At the moment, however, far from opposition the minister is claiming to have the complete backing of disability organisations for the new measures. As she explained to the MPs:
'At every stage, development proposals on claim forms are presented to a forum of disability organisations, the modern service working group, to ensure that the changes meet the needs of and are in the best interests of disabled people and are not just administrative expedients. Those organisations can tell us whether we are on the right track.'
The Modern Service Working Group is a collection of civil servants and representatives of disability organisations. (There is a complete list of the organisations the DWP say are on the Modern Service Working Group at the end of this article). It was originally set up as a sub committee to report to the Disability Benefits Forum, a large group of disability organisations working with the government on welfare reform. However, the Disability Benefits Forum folded in 1999 after most of the disability organisations walked out in protest at government cuts to incapacity benefit. They were particularly angry that the DSS, as it then was, had under Alistair Darling ignored their ". . . detailed and constructive proposals during the consultation process and have managed to give the impression that our membership of the DBF indicates our support for those unacceptable cuts".
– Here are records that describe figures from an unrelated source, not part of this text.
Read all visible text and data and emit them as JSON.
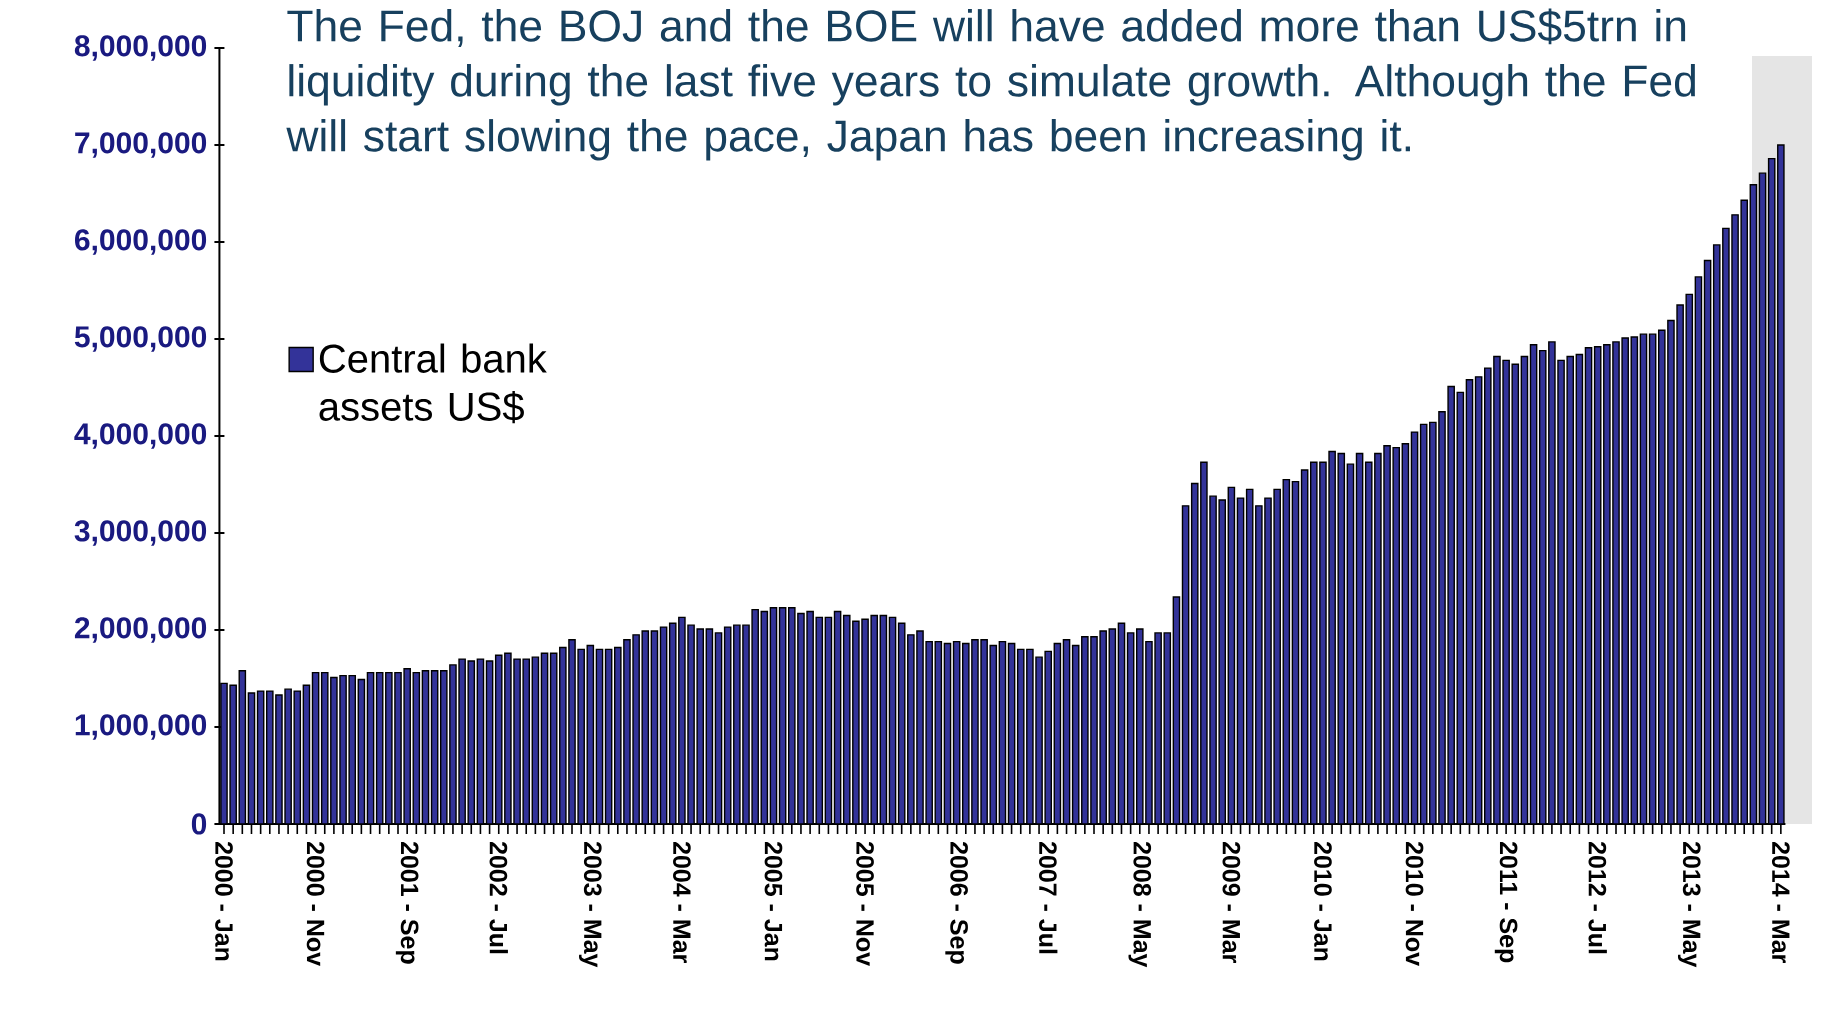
{
  "chart_data": {
    "type": "bar",
    "title": "The Fed, the BOJ and the BOE will have added more than US$5trn in liquidity during the last five years to simulate growth. Although the Fed will start slowing the pace, Japan has been increasing it.",
    "categories": [
      "2000 - Jan",
      null,
      null,
      null,
      null,
      null,
      null,
      null,
      null,
      null,
      "2000 - Nov",
      null,
      null,
      null,
      null,
      null,
      null,
      null,
      null,
      null,
      "2001 - Sep",
      null,
      null,
      null,
      null,
      null,
      null,
      null,
      null,
      null,
      "2002 - Jul",
      null,
      null,
      null,
      null,
      null,
      null,
      null,
      null,
      null,
      "2003 - May",
      null,
      null,
      null,
      null,
      null,
      null,
      null,
      null,
      null,
      "2004 - Mar",
      null,
      null,
      null,
      null,
      null,
      null,
      null,
      null,
      null,
      "2005 - Jan",
      null,
      null,
      null,
      null,
      null,
      null,
      null,
      null,
      null,
      "2005 - Nov",
      null,
      null,
      null,
      null,
      null,
      null,
      null,
      null,
      null,
      "2006 - Sep",
      null,
      null,
      null,
      null,
      null,
      null,
      null,
      null,
      null,
      "2007 - Jul",
      null,
      null,
      null,
      null,
      null,
      null,
      null,
      null,
      null,
      "2008 - May",
      null,
      null,
      null,
      null,
      null,
      null,
      null,
      null,
      null,
      "2009 - Mar",
      null,
      null,
      null,
      null,
      null,
      null,
      null,
      null,
      null,
      "2010 - Jan",
      null,
      null,
      null,
      null,
      null,
      null,
      null,
      null,
      null,
      "2010 - Nov",
      null,
      null,
      null,
      null,
      null,
      null,
      null,
      null,
      null,
      "2011 - Sep",
      null,
      null,
      null,
      null,
      null,
      null,
      null,
      null,
      null,
      "2012 - Jul",
      null,
      null,
      null,
      null,
      null,
      null,
      null,
      null,
      null,
      "2013 - May",
      null,
      null,
      null,
      null,
      null,
      null,
      null,
      null,
      null,
      "2014 - Mar"
    ],
    "series": [
      {
        "name": "Central bank assets US$",
        "color": "#333399",
        "values": [
          1450000,
          1430000,
          1580000,
          1350000,
          1370000,
          1370000,
          1330000,
          1390000,
          1370000,
          1430000,
          1560000,
          1560000,
          1510000,
          1530000,
          1530000,
          1490000,
          1560000,
          1560000,
          1560000,
          1560000,
          1600000,
          1560000,
          1580000,
          1580000,
          1580000,
          1640000,
          1700000,
          1680000,
          1700000,
          1680000,
          1740000,
          1760000,
          1700000,
          1700000,
          1720000,
          1760000,
          1760000,
          1820000,
          1900000,
          1800000,
          1840000,
          1800000,
          1800000,
          1820000,
          1900000,
          1950000,
          1990000,
          1990000,
          2030000,
          2070000,
          2130000,
          2050000,
          2010000,
          2010000,
          1970000,
          2030000,
          2050000,
          2050000,
          2210000,
          2190000,
          2230000,
          2230000,
          2230000,
          2170000,
          2190000,
          2130000,
          2130000,
          2190000,
          2150000,
          2090000,
          2110000,
          2150000,
          2150000,
          2130000,
          2070000,
          1950000,
          1990000,
          1880000,
          1880000,
          1860000,
          1880000,
          1860000,
          1900000,
          1900000,
          1840000,
          1880000,
          1860000,
          1800000,
          1800000,
          1720000,
          1780000,
          1860000,
          1900000,
          1840000,
          1930000,
          1930000,
          1990000,
          2010000,
          2070000,
          1970000,
          2010000,
          1880000,
          1970000,
          1970000,
          2340000,
          3280000,
          3510000,
          3730000,
          3380000,
          3340000,
          3470000,
          3360000,
          3450000,
          3280000,
          3360000,
          3450000,
          3550000,
          3530000,
          3650000,
          3730000,
          3730000,
          3840000,
          3820000,
          3710000,
          3820000,
          3730000,
          3820000,
          3900000,
          3880000,
          3920000,
          4040000,
          4120000,
          4140000,
          4250000,
          4510000,
          4450000,
          4580000,
          4610000,
          4700000,
          4820000,
          4780000,
          4740000,
          4820000,
          4940000,
          4880000,
          4970000,
          4780000,
          4820000,
          4840000,
          4910000,
          4920000,
          4940000,
          4970000,
          5010000,
          5020000,
          5050000,
          5050000,
          5090000,
          5190000,
          5350000,
          5460000,
          5640000,
          5810000,
          5970000,
          6140000,
          6280000,
          6430000,
          6590000,
          6710000,
          6860000,
          7000000
        ]
      }
    ],
    "ylim": [
      0,
      8000000
    ],
    "yticks": [
      0,
      {
        "value": 1000000,
        "label": "1,000,000"
      },
      {
        "value": 2000000,
        "label": "2,000,000"
      },
      {
        "value": 3000000,
        "label": "3,000,000"
      },
      {
        "value": 4000000,
        "label": "4,000,000"
      },
      {
        "value": 5000000,
        "label": "5,000,000"
      },
      {
        "value": 6000000,
        "label": "6,000,000"
      },
      {
        "value": 7000000,
        "label": "7,000,000"
      },
      {
        "value": 8000000,
        "label": "8,000,000"
      }
    ],
    "legend": "left"
  }
}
The Modern Service Working Group remained, however, now reporting directly to the DWP and including many of the same organisation that had resigned from the Disability Benefits Forum. Now either history is repeating itself or, incredibly, organisations including the National Association of Citizens Advice Bureaux, Disability Alliance, Age Concern, MIND and Mencap are enthusiastically supporting a process that is certain to result in equally unacceptable cuts to entitlement to DLA and AA.
If such reputable organisations really are supporting such apparently disastrous reforms, they need to make public the reasons why they are doing so. If, in spite of the minister's claim, this is not the truth then they need to protest loudly, clearly and before it's too late.